Minor refurbishments of office buildings can in some cases lead to higher returns on investment in upgrading commercial property compared with structural overhauls or floor extensions, according to a new report.
Built asset design consultancy ARCADIS has found that European cities offered the best return on investment in office refurbishments, with London, Warsaw, Milan, Frankfurt and Amsterdam offering the best returns for major refurbishment investments and Madrid and London topping ROI for minor refurbishments.
Perhaps more surprisingly, however, minor refurbishments – superficial rebranding works to the facade as well as lighting and landscaping along with upgrades to areas such as entrance halls, receptions, lifts, toilets and common areas – were shown in many cases to provide better returns on assets compared with more radical overhauls such as increasing floor area through the re-planning or extension of floor plates or adding extra floors; replacement mechanical, electrical plant, machinery and fire protection systems; replacement of external fabric or major structural changes and upgrades to all areas.

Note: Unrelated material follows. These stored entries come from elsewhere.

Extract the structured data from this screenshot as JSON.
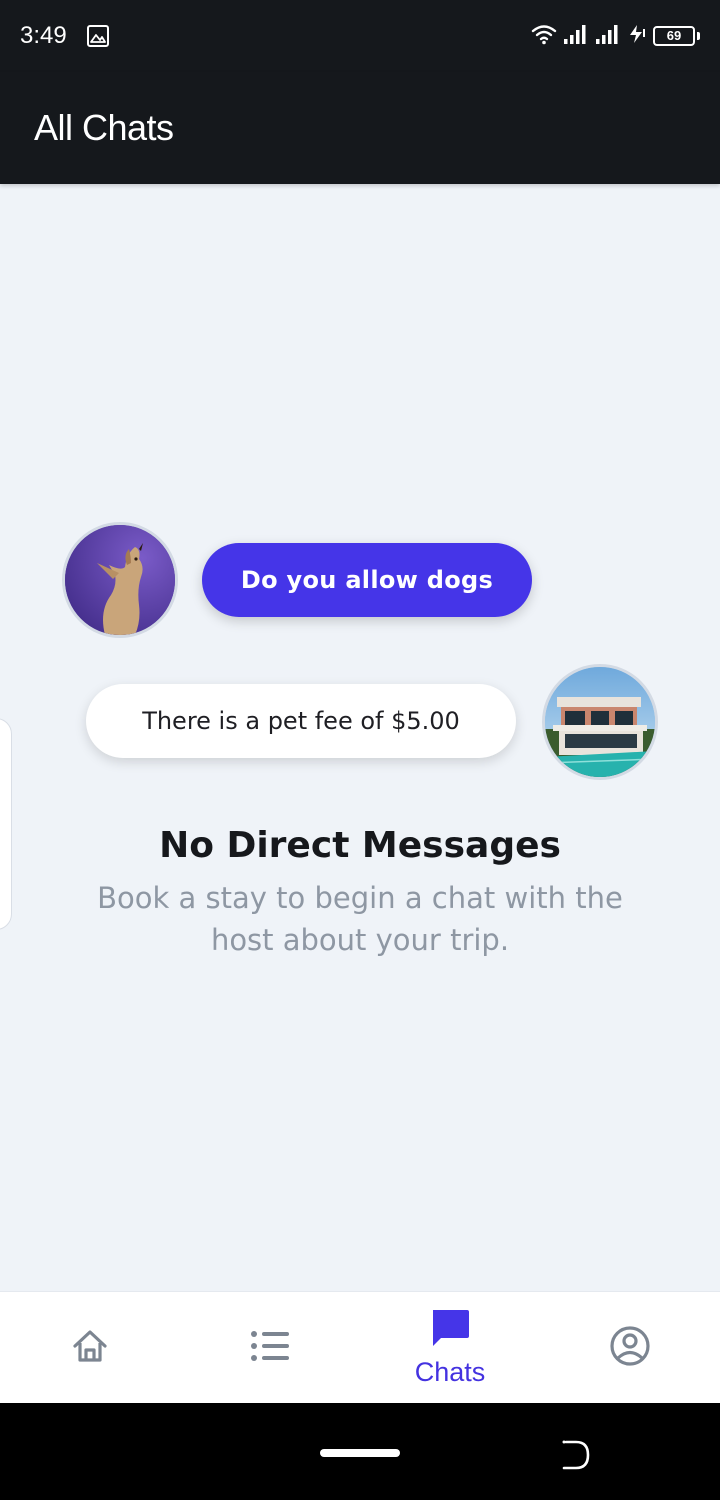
{
  "status_bar": {
    "time": "3:49",
    "battery_level": "69",
    "icons": [
      "gallery-icon",
      "wifi-icon",
      "signal-icon",
      "signal-icon",
      "charging-icon",
      "battery-icon"
    ]
  },
  "app_bar": {
    "title": "All Chats"
  },
  "illustration": {
    "question_bubble": "Do you allow dogs",
    "reply_bubble": "There is a pet fee of $5.00",
    "guest_avatar": "dog-avatar",
    "host_avatar": "house-avatar"
  },
  "empty_state": {
    "title": "No Direct Messages",
    "subtitle": "Book a stay to begin a chat with the host about your trip."
  },
  "bottom_nav": {
    "items": [
      {
        "icon": "home-icon",
        "label": "",
        "active": false
      },
      {
        "icon": "list-icon",
        "label": "",
        "active": false
      },
      {
        "icon": "chat-icon",
        "label": "Chats",
        "active": true
      },
      {
        "icon": "profile-icon",
        "label": "",
        "active": false
      }
    ]
  },
  "colors": {
    "accent": "#4535e8",
    "app_bar": "#15181c",
    "background": "#eff3f8",
    "inactive_icon": "#7c8591",
    "subtitle_text": "#8e97a3"
  }
}
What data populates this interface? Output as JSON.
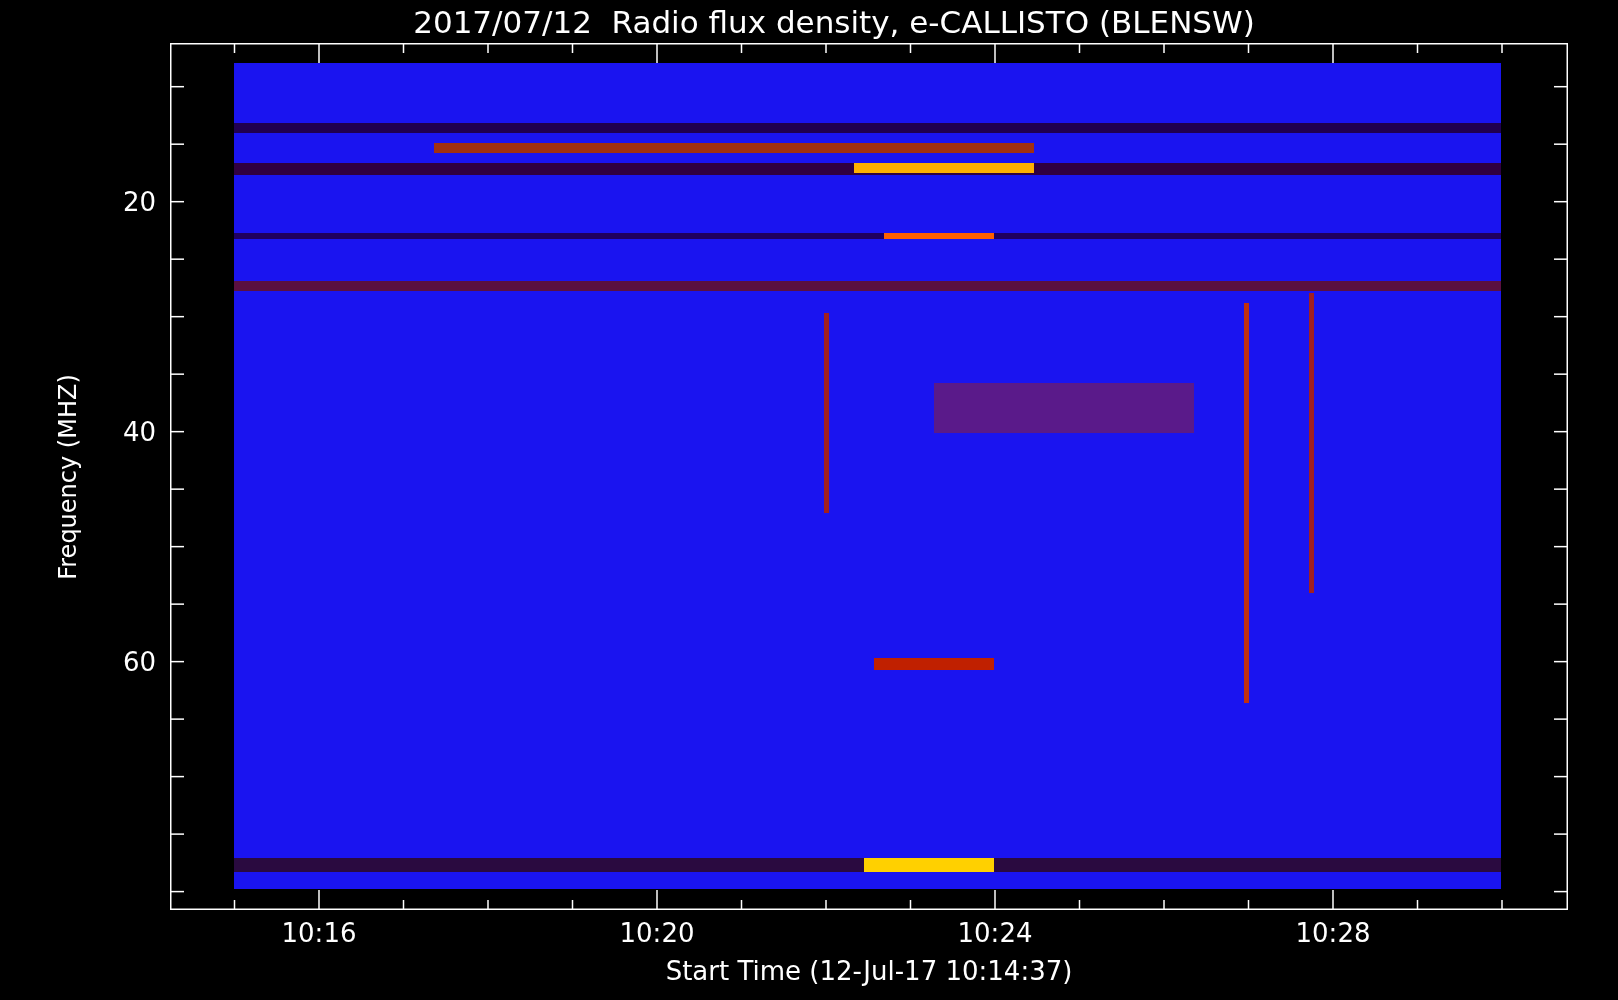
{
  "title": "2017/07/12  Radio flux density, e-CALLISTO (BLENSW)",
  "y_axis": {
    "label": "Frequency (MHZ)",
    "ticks": [
      "20",
      "40",
      "60"
    ]
  },
  "x_axis": {
    "label": "Start Time (12-Jul-17 10:14:37)",
    "ticks": [
      "10:16",
      "10:20",
      "10:24",
      "10:28"
    ]
  }
}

All up, seven cities – Madrid, London, Shanghai, Singapore, Warsaw, Milan and Hong Kong – offered returns on investment of seven per cent or more for minor upgrades to commercial property against only two (London and Warsaw) for major refurbishment.
Furthermore, the report outlines a number of examples (without naming individual buildings) of cases where relatively small investments are expected to generate healthy returns.
Minor improvements to tenant space and some upgrades to landlord areas during a floor by floor refurbishment on a multi-tenanted 1960s office complex in Central Manhattan, for example, are expected to help generate a 13 per cent increase in rent without impacting existing tenant occupancy while works are completed.
In the middle of Amsterdam, meanwhile, a minor refurbishment of a newly vacated 1970s complex along with the updating of a ‘time expired’ central building services plant to improve the complex’s appearance and make its running costs comparable with that of its peers is expected to generate an annualised return of 10.7 per cent with a payback period of under 10 years.
Still, the report warns appropriate investment strategies vary according to location and asset and tenant quality.
Minor refurbishments are typically appropriate for more large, multi-tenanted buildings in good locations without top dollar tenants, or as a means of retaining existing tenants where significant volumes of new stock is coming online. More transformational investment strategies, meanwhile, may be better in cities where many older buildings have potential for significant extensions or floor plate replanning, such as London, Frankfurt or Hamburg.
“These European cities all have large volumes of old office buildings that offer enormous potential to be extended or redesigned to increase their returns for investors” ARCADIS Global Financial Institutions sector lead Mathew Cutts said.
“In London, for example, there has been a growing trend for older offices with character and in good locations to be refurbished. We are also seeing investors interested in investing to create workplace environments that align to support occupier business and brand strategies.”
At the other end of the scale, meanwhile, buildings considered obsolete in terms of location, layout or performance have limited or no potential for positive returns through expansion and should possibly be disposed of or converted to alternative uses.
Citing Dubai as a case in point, the report says the city has a stock of buildings which are ‘poorly located’ and ‘substandard,’ and that even significant refurbishment works would not add greatly to rental incomes or office capital values.